What would you tell someone in your situation?
“You’re going to need to heal in your own way, in your own time. Just know that you’re never alone, and talking about it makes it feel better.”
“If I could give advice to myself, it would be to recognize the anger and find better outlets. Others may have more trouble with the sadness. Also to recognize the real object of the anger is the person who assaulted, not yourself. To find ways to repeat that to yourself enough times and in different ways until you are convinced. It’s easier to see in retrospect than it is in the moment.”
“I think it sucks that our culture spends so much effort convincing us that with the proper training and planning that we can prevent these things from happening. I think that contributes to the self-blame. When it happens it is so hard not to blame yourself. I think the best prevention of self-blame is to have family and/or friends that you are sure would never blame or judge.”
“Counting on another to save you is futile. Finding your own strength within yourself will save you. Go back into your past and comfort yourself. Save yourself never expect another to save you. You will always be disappointed. And when someone comes along to support you accept it with love and receive it well. But don’t take more than another person is willing to give.”
“That’s difficult. Everyone’s story is different and how they respond is different. Mostly to let them know it’s not their fault and how to move on and feel normal again because not everyone will take advantage.”
“I would tell them that as difficult and scary as it seems, get help immediately. Go to the police, go to your doctor, talk to a family member or friend. The longer you wait to do those things, the harder it gets to talk to someone. Not to mention the emotional scars are that much harder to heal.”
“That it gets better I was able to cut that person completely out of my life. I blocked him on all aspects, which made it easier after time the memory fades and it starts to hurt less.”
“Find support immediately. In a professional. There’s so much help out there, and there’s too much of a risk to fall into something unhealthy. Trying to bury it or numb it will only prolong the pain.”
“Hmm…. that’s another tough question. I’d probably want to tell them that they’re worthy of love, that there’s hope for healing. But then I’d see myself as a hypocrite… so I’d change it to telling them that I understand the inner turmoil and that I hope they’re able to take the steps that I’ve been too afraid to take in order to heal.”
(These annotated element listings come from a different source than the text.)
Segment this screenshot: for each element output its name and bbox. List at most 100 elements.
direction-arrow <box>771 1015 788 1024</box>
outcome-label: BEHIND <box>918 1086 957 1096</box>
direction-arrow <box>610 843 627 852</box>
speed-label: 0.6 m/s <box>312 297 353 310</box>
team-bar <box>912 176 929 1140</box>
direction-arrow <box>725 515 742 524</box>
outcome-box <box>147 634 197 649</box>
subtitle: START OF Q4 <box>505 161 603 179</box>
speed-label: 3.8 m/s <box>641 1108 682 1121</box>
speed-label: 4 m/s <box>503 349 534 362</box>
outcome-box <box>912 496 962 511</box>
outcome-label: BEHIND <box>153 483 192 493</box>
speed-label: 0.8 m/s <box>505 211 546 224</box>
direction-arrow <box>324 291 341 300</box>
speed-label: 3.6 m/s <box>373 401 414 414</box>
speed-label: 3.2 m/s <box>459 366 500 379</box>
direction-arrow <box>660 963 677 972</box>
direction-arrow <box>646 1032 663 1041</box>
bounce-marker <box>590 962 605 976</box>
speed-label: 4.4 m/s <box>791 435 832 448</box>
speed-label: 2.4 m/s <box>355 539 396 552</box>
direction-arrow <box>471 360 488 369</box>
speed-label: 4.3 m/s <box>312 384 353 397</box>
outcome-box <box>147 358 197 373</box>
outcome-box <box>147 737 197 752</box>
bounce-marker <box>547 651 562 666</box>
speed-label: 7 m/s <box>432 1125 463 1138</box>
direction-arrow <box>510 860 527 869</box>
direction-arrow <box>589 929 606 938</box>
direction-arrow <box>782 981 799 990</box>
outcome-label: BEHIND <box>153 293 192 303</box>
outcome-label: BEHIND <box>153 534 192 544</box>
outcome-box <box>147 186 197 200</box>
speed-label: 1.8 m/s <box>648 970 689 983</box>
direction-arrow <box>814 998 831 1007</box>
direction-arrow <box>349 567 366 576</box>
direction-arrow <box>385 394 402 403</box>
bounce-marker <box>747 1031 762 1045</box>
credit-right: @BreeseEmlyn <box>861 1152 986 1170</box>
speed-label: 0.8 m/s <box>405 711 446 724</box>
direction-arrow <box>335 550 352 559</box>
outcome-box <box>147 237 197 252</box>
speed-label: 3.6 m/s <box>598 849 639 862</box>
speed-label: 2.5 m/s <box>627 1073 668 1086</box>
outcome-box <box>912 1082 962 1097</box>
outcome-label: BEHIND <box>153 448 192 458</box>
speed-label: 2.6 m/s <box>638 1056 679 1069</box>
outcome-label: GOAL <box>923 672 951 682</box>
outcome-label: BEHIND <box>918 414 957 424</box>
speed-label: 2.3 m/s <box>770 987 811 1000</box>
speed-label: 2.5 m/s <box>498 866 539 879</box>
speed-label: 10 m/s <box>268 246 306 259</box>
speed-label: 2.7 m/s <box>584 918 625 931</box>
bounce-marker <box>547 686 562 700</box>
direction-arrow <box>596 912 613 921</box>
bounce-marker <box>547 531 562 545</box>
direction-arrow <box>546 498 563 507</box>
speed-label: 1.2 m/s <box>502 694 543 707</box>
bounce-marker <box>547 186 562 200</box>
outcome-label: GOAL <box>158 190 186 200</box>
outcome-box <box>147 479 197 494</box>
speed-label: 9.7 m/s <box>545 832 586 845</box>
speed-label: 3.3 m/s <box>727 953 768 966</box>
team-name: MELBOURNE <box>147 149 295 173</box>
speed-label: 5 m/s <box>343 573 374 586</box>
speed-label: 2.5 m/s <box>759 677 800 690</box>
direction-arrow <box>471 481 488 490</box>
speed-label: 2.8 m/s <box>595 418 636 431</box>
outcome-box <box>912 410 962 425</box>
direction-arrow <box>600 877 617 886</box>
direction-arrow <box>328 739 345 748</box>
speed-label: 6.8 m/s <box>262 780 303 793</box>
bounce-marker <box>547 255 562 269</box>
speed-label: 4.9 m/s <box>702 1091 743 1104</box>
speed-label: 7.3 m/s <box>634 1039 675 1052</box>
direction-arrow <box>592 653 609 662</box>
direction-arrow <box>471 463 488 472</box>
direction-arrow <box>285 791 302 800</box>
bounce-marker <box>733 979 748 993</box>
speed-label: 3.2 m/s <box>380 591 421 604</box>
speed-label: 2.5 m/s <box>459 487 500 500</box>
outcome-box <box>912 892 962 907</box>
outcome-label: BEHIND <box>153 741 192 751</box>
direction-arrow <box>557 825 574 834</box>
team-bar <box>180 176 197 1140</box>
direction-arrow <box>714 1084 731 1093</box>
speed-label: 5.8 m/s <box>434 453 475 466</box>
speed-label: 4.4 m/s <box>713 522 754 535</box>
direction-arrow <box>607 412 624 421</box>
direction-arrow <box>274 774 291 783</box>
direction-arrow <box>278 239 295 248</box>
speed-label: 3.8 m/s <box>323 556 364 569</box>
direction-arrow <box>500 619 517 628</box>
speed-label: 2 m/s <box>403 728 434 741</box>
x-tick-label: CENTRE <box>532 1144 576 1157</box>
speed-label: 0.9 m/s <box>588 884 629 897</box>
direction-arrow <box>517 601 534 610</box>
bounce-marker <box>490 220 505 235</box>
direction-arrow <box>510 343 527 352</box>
“Everyone is different. Some are resilient. Others can’t let go. I guess the pain will always be with you. The reminders will always be there. Try to put it towards something that will ultimately put you in a better place. Focus the energy on something positive, constructive. Don’t let it destroy you.”
“Confide in someone who won’t feel sorry but will help you see that the animal who did this is at fault. It is not because you wore or said anything. It’s okay to work through what you feel. Just don’t stay in that place. You may never be “over it” but you will realize you’re not the only one. There’s more assaulted people out there than you think.”
I want to personally thank all of the amazing individuals who shared their stories, feelings, thoughts, experiences, and advice. They all did this in hopes of shedding light on a much needed topic. You are some of the bravest individuals I know.